Seule sur le sable, les yeux dans l’eau
Evan’s Remains est le jeu d’un seul homme, Matías Schmied, un jeune développeur indépendant vivant en Argentine qui a décidé de se lancer à plein temps dans sa passion (notamment grâce à un Kickstarter réussi l’année dernière). On y incarne Dysis, une jeune fille à la recherche d’Evan, un petit génie qui a disparu depuis un moment, mais qui semble se cacher sur une île mystérieuse. Elle va rapidement faire la connaissance de Clover, un autre garçon, qui cherche lui l’immortalité (oui rien que ça), la légende voulant qu’il puisse lui aussi trouver son bonheur sur cette île.
Pour pouvoir explorer les lieux, Dysis va devoir résoudre des petits puzzles, qui consistent tous à atteindre la zone en haut à droite de l’écran en sautant de plateforme en plateforme. Notez qu’il est dit clairement dans l’aventure qu’elle n’a aucune obligation de le faire, puisqu’elle pourrait contourner les ruines abritant les puzzles, mais elle ne souhaite pas mettre ses pieds dans l’eau (ce que je peux comprendre cela dit). La particularité étant que les plateformes disparaissent et réapparaissent en fonction de vos sauts. Il vous faudra donc un peu de réflexion (mais pas de rapidité) pour résoudre ces puzzles.

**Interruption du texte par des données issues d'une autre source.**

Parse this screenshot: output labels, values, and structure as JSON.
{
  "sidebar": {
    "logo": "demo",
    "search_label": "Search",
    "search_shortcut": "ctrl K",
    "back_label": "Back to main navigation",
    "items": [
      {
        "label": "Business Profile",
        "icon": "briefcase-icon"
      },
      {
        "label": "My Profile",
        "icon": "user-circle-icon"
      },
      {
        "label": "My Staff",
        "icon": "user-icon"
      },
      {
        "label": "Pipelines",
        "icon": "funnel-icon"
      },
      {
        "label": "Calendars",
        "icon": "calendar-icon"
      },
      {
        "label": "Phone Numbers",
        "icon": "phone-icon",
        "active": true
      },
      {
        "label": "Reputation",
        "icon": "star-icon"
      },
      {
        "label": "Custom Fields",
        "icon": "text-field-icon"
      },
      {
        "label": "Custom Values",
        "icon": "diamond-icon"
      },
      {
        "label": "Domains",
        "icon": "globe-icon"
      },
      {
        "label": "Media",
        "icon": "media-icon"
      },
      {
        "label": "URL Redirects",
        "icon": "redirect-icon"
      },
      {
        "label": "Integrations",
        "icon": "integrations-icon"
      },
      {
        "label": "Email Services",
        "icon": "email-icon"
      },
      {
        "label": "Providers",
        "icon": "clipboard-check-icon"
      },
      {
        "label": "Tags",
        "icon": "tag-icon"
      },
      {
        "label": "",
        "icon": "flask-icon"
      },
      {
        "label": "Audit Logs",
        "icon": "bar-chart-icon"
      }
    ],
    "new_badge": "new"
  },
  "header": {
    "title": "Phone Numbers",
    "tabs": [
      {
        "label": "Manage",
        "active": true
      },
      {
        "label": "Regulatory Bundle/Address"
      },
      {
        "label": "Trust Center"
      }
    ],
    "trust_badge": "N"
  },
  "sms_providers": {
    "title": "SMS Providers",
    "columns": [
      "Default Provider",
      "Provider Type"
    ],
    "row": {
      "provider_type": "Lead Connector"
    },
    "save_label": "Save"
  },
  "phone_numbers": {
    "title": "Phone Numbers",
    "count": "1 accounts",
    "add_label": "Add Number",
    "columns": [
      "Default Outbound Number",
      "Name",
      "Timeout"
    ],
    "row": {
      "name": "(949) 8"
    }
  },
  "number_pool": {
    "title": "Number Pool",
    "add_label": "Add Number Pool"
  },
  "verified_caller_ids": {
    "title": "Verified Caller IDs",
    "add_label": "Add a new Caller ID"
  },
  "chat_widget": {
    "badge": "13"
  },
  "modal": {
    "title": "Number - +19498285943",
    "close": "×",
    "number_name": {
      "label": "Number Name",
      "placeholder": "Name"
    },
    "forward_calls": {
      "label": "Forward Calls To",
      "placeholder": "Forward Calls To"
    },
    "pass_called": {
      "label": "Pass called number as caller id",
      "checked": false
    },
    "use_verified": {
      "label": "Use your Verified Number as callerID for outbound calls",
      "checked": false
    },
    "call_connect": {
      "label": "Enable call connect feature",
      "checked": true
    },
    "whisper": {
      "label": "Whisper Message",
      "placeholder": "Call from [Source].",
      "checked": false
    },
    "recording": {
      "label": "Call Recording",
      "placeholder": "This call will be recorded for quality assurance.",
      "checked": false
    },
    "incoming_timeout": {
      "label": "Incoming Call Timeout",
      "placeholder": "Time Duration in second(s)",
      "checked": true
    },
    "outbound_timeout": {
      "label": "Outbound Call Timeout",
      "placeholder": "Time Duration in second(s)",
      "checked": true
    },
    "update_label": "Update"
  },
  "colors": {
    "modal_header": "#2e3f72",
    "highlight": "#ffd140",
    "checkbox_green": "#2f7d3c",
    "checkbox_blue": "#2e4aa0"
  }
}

Et quand je dis un peu… je veux dire un peu. En effet, je ne pense pas avoir passé en moyenne plus de 2/3 minutes sur chaque puzzle de l’île. Bien sûr, ils se complexifient avec de nouvelles mécaniques, mais le jeu n’est clairement pas là pour punir le joueur. Le problème, c’est que quand on a qu’une trentaine de puzzles à proposer, ça laisse un peu/beaucoup sur sa faim. Pourtant il vous faudra bien entre 3 et 4 heures pour voir les crédits du jeu… et oui en réalité nous avons plus en face de nous un visual novel qu’un puzzle plateformer.
Twists à s’en tromper
Matías Schmied avait prévenu, il veut que le joueur se demande ce qu’il se passe pendant qu’il découvre l’histoire d’Evan’s Remains et ses nombreux mystères. Le problème c’est qu’une fois le jeu fini, je me suis demandé ce qu’il venait de se passer…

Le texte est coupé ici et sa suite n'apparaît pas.